El Ayuntamiento de Taunton Town ha tomado una decisión drástica: clausurar sus campos deportivos para “proteger la calidad y la sostenibilidad a largo plazo de las instalaciones” y garantizar la seguridad de los jugadores. No es una medida menor. Es un frenazo en seco al corazón del fútbol de base de la zona.
El calor extremo y la sequía prolongada han castigado el terreno de juego. La hierba se ha debilitado, el suelo se ha endurecido. Lo que antes era un tapete verde ahora se ha convertido, en muchos casos, en una superficie dura, castigada, peligrosa para las articulaciones y los tobillos de cualquiera que se atreva a deslizarse por ella.
Paul Coltman, consultor de fútbol que trabaja con los clubes afectados, no suaviza el diagnóstico. “Estamos ya cerca del punto de ruptura con más equipos que campos”, advierte. Los números no cuadran: menos superficies disponibles, más partidos por disputar, más sesiones de entrenamiento que encajar. Cada cierre multiplica la presión sobre los pocos campos que siguen abiertos.
El resultado es inmediato: los terrenos aún utilizables soportarán más encuentros, más minutos, más desgaste. Y ahí llega el efecto dominó. “El impacto en el fútbol local es enorme y supone un drenaje masivo sobre una base de voluntarios que ya está menguando”, subraya Coltman. Los mismos que marcan líneas, cortan césped, montan porterías y organizan ligas ahora deberán hacer más con menos.
Desde el ayuntamiento, la explicación es clara. La sequía prolongada ha debilitado la cobertura de hierba y ha endurecido las superficies de juego. Las inspecciones técnicas han dejado un mensaje inequívoco: seguir utilizando los campos en este estado podría causar daños significativos y comprometer su condición para el resto de la temporada. El césped intenta recuperarse, pero sigue “bajo un estrés considerable” y necesita más tiempo antes de volver a soportar el peso de un calendario normal.

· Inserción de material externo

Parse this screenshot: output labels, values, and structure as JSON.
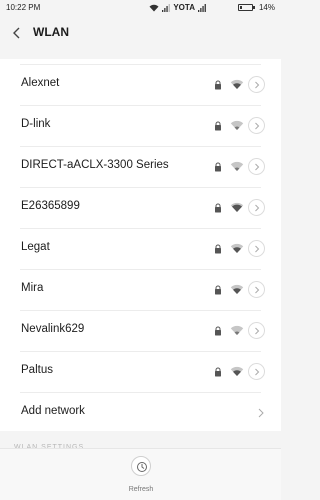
{
  "status_bar": {
    "time": "10:22 PM",
    "carrier": "YOTA",
    "battery": "14%",
    "icons": [
      "wifi-icon",
      "signal-icon",
      "signal-icon",
      "battery-icon"
    ]
  },
  "header": {
    "title": "WLAN",
    "back_icon": "chevron-left-icon"
  },
  "networks": [
    {
      "name": "Alexnet",
      "secured": true,
      "signal": "medium"
    },
    {
      "name": "D-link",
      "secured": true,
      "signal": "weak"
    },
    {
      "name": "DIRECT-aACLX-3300 Series",
      "secured": true,
      "signal": "weak"
    },
    {
      "name": "E26365899",
      "secured": true,
      "signal": "strong"
    },
    {
      "name": "Legat",
      "secured": true,
      "signal": "medium"
    },
    {
      "name": "Mira",
      "secured": true,
      "signal": "medium"
    },
    {
      "name": "Nevalink629",
      "secured": true,
      "signal": "weak"
    },
    {
      "name": "Paltus",
      "secured": true,
      "signal": "medium"
    }
  ],
  "add_network": {
    "label": "Add network"
  },
  "section_label": "WLAN SETTINGS",
  "bottom_bar": {
    "refresh_label": "Refresh"
  },
  "colors": {
    "background": "#f4f4f4",
    "panel": "#ffffff",
    "text": "#1d1d1d",
    "icon_strong": "#555555",
    "icon_weak": "#c6c6c6"
  }
}
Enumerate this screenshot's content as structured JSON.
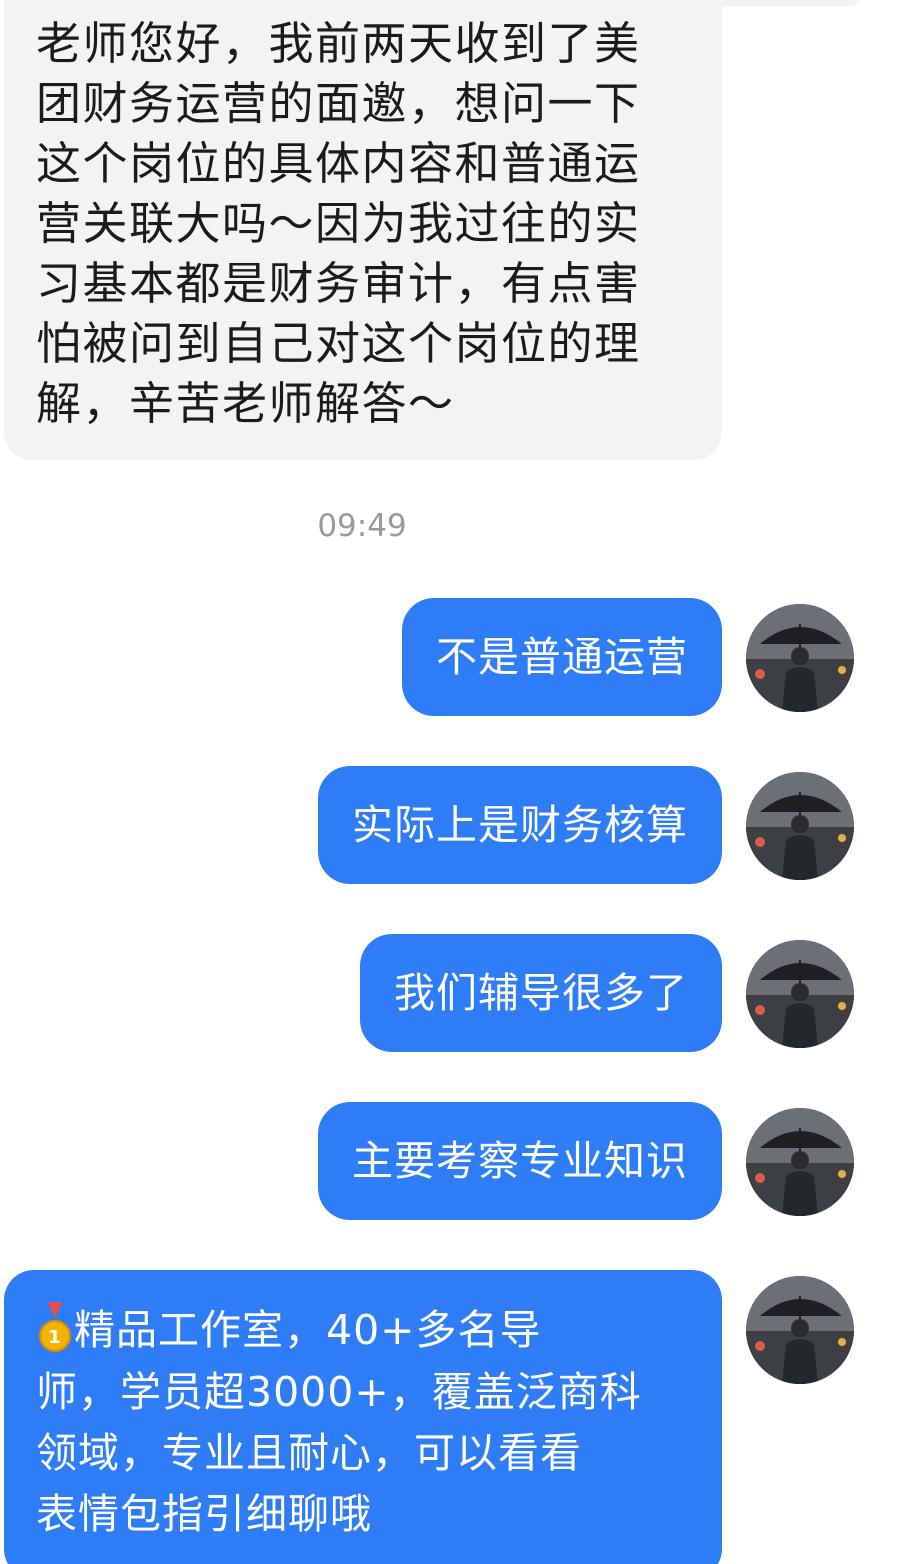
{
  "incoming_message": {
    "lines": [
      "老师您好，我前两天收到了美",
      "团财务运营的面邀，想问一下",
      "这个岗位的具体内容和普通运",
      "营关联大吗～因为我过往的实",
      "习基本都是财务审计，有点害",
      "怕被问到自己对这个岗位的理",
      "解，辛苦老师解答～"
    ]
  },
  "timestamp": "09:49",
  "outgoing_messages": [
    {
      "text": "不是普通运营"
    },
    {
      "text": "实际上是财务核算"
    },
    {
      "text": "我们辅导很多了"
    },
    {
      "text": "主要考察专业知识"
    },
    {
      "icon": "medal-icon",
      "lines": [
        "精品工作室，40+多名导",
        "师，学员超3000+，覆盖泛商科",
        "领域，专业且耐心，可以看看",
        "表情包指引细聊哦"
      ]
    }
  ],
  "colors": {
    "outgoing_bubble": "#2f7df6",
    "incoming_bubble": "#f3f3f4",
    "timestamp": "#9a9a9a"
  }
}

Lo más preocupante es que el problema no nace solo del último golpe de calor. Coltman apunta a una herida más antigua. “Esto es el resultado de años de abandono y un mantenimiento deficiente”, denuncia. El clima ha sido el detonante final, pero la mecha llevaba tiempo encendida.
Ahora los clubes se ven obligados a improvisar. “Esos clubes van a tener que trabajar juntos para encontrar sedes alternativas”, avisa el consultor. Campos en otras localidades, acuerdos de última hora, horarios partidos en mil pedazos para encajar a todos. Y, aun así, no hay garantías. “Esto no va a desaparecer rápido, por lo que parece”, reconoce.
Mientras tanto, el Ayuntamiento insiste en que la situación se vigila de cerca. Los campos se inspeccionan de forma regular y la revisión es semana a semana. No hay fecha firme para el regreso a la normalidad, solo un seguimiento constante y la esperanza de que el césped resista y responda.
En Taunton, el futuro inmediato del fútbol de base no se decide en un despacho técnico ni en una asamblea de clubes. Se decide en cada centímetro de hierba que consiga sobrevivir a otro verano extremo. Y la pregunta ya no es solo cuándo volverán a abrir los campos, sino cuántos veranos más podrá soportar este fútbol antes de que el daño sea irreversible.